9. A professional drone pilot remains up to date
The rules relating to commercial drone use are in a constantly changing state. Updates to the Air Navigation Order are being made regularly and there is ongoing discussion with the government and other influential bodies as to the direction that drone regulation should take. A professional drone pilot should keep themselves abreast of these changes as it is fundamental to the success of the business. Drones have taken us by storm and nobody really knows how this is all going to end up. There is a bit of everything happening right now. Overreaction is certainly there in that some would argue that the proposed regulatory changes and new laws are disproportionate to the actual risk, while there are those that would argue that drones have the potential to cause significant harm if they are not tightly controlled. The one thing that anyone who is contemplating hiring a drone pilot should do is to check how conversant the drone pilot is with these discussions. Any drone pilot who cannot converse in this area should be avoided.
10. So what makes a professional drone pilot?

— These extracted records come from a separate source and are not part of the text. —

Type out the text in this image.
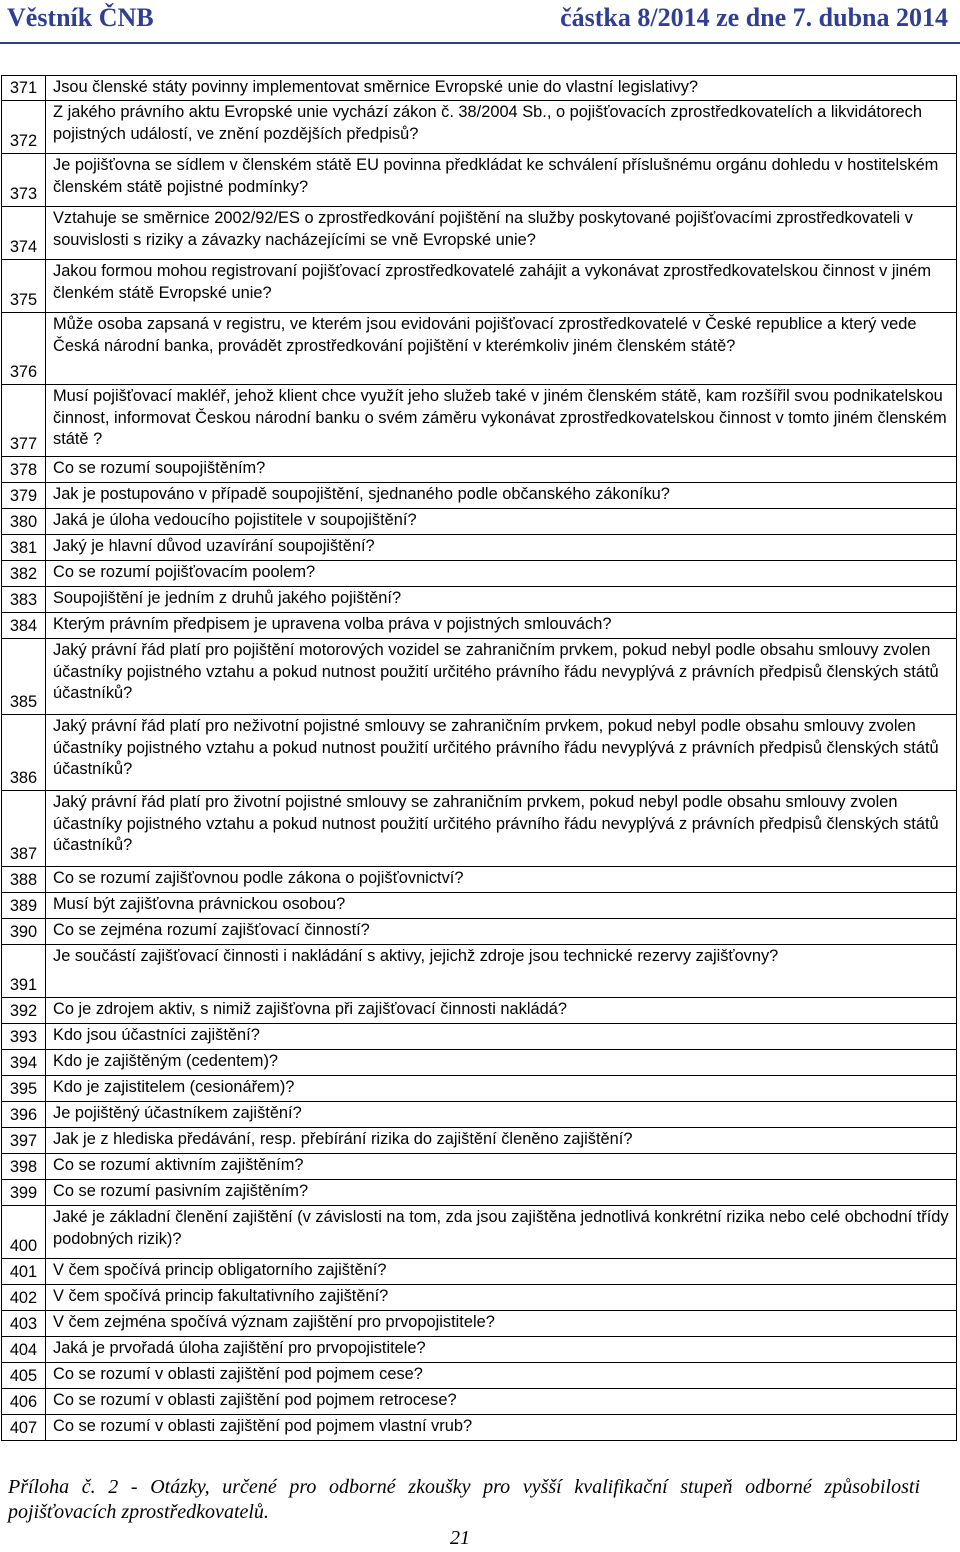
Věstník ČNB	částka 8/2014 ze dne 7. dubna 2014
371	Jsou členské státy povinny implementovat směrnice Evropské unie do vlastní legislativy?
372	Z jakého právního aktu Evropské unie vychází zákon č. 38/2004 Sb., o pojišťovacích zprostředkovatelích a likvidátorech pojistných událostí, ve znění pozdějších předpisů?
373	Je pojišťovna se sídlem v členském státě EU povinna předkládat ke schválení příslušnému orgánu dohledu v hostitelském členském státě pojistné podmínky?
374	Vztahuje se směrnice 2002/92/ES o zprostředkování pojištění na služby poskytované pojišťovacími zprostředkovateli v souvislosti s riziky a závazky nacházejícími se vně Evropské unie?
375	Jakou formou mohou registrovaní pojišťovací zprostředkovatelé zahájit a vykonávat zprostředkovatelskou činnost v jiném členkém státě Evropské unie?
376	Může osoba zapsaná v registru, ve kterém jsou evidováni pojišťovací zprostředkovatelé v České republice a který vede Česká národní banka, provádět zprostředkování pojištění v kterémkoliv jiném členském státě?
377	Musí pojišťovací makléř, jehož klient chce využít jeho služeb také v jiném členském státě, kam rozšířil svou podnikatelskou činnost, informovat Českou národní banku o svém záměru vykonávat zprostředkovatelskou činnost v tomto jiném členském státě ?
378	Co se rozumí soupojištěním?
379	Jak je postupováno v případě soupojištění, sjednaného podle občanského zákoníku?
380	Jaká je úloha vedoucího pojistitele v soupojištění?
381	Jaký je hlavní důvod uzavírání soupojištění?
382	Co se rozumí pojišťovacím poolem?
383	Soupojištění je jedním z druhů jakého pojištění?
384	Kterým právním předpisem je upravena volba práva v pojistných smlouvách?
385	Jaký právní řád platí pro pojištění motorových vozidel se zahraničním prvkem, pokud nebyl podle obsahu smlouvy zvolen účastníky pojistného vztahu a pokud nutnost použití určitého právního řádu nevyplývá z právních předpisů členských států účastníků?
386	Jaký právní řád platí pro neživotní pojistné smlouvy se zahraničním prvkem, pokud nebyl podle obsahu smlouvy zvolen účastníky pojistného vztahu a pokud nutnost použití určitého právního řádu nevyplývá z právních předpisů členských států účastníků?
387	Jaký právní řád platí pro životní pojistné smlouvy se zahraničním prvkem, pokud nebyl podle obsahu smlouvy zvolen účastníky pojistného vztahu a pokud nutnost použití určitého právního řádu nevyplývá z právních předpisů členských států účastníků?
388	Co se rozumí zajišťovnou podle zákona o pojišťovnictví?
389	Musí být zajišťovna právnickou osobou?
390	Co se zejména rozumí zajišťovací činností?
391	Je součástí zajišťovací činnosti i nakládání s aktivy, jejichž zdroje jsou technické rezervy zajišťovny?
392	Co je zdrojem aktiv, s nimiž zajišťovna při zajišťovací činnosti nakládá?
393	Kdo jsou účastníci zajištění?
394	Kdo je zajištěným (cedentem)?
395	Kdo je zajistitelem (cesionářem)?
396	Je pojištěný účastníkem zajištění?
397	Jak je z hlediska předávání, resp. přebírání rizika do zajištění členěno zajištění?
398	Co se rozumí aktivním zajištěním?
399	Co se rozumí pasivním zajištěním?
400	Jaké je základní členění zajištění (v závislosti na tom, zda jsou zajištěna jednotlivá konkrétní rizika nebo celé obchodní třídy podobných rizik)?
401	V čem spočívá princip obligatorního zajištění?
402	V čem spočívá princip fakultativního zajištění?
403	V čem zejména spočívá význam zajištění pro prvopojistitele?
404	Jaká je prvořadá úloha zajištění pro prvopojistitele?
405	Co se rozumí v oblasti zajištění pod pojmem cese?
406	Co se rozumí v oblasti zajištění pod pojmem retrocese?
407	Co se rozumí v oblasti zajištění pod pojmem vlastní vrub?
Příloha č. 2 - Otázky, určené pro odborné zkoušky pro vyšší kvalifikační stupeň odborné způsobilosti pojišťovacích zprostředkovatelů.
21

In summary, a professional drone pilot must be able to safely and competently control their aircraft but this is only the start. They are also someone who respects the rules, applies good practice and understands good risk management. The technology in modern drones has allowed us to utilise these machines to conduct traditional work in a much more efficient and economical way. It has allowed us to explore new technological feats in a way that could only have been imagined years ago. We should respect these machines along with the professional drone pilot as it is clearly becoming the technology of today and the future.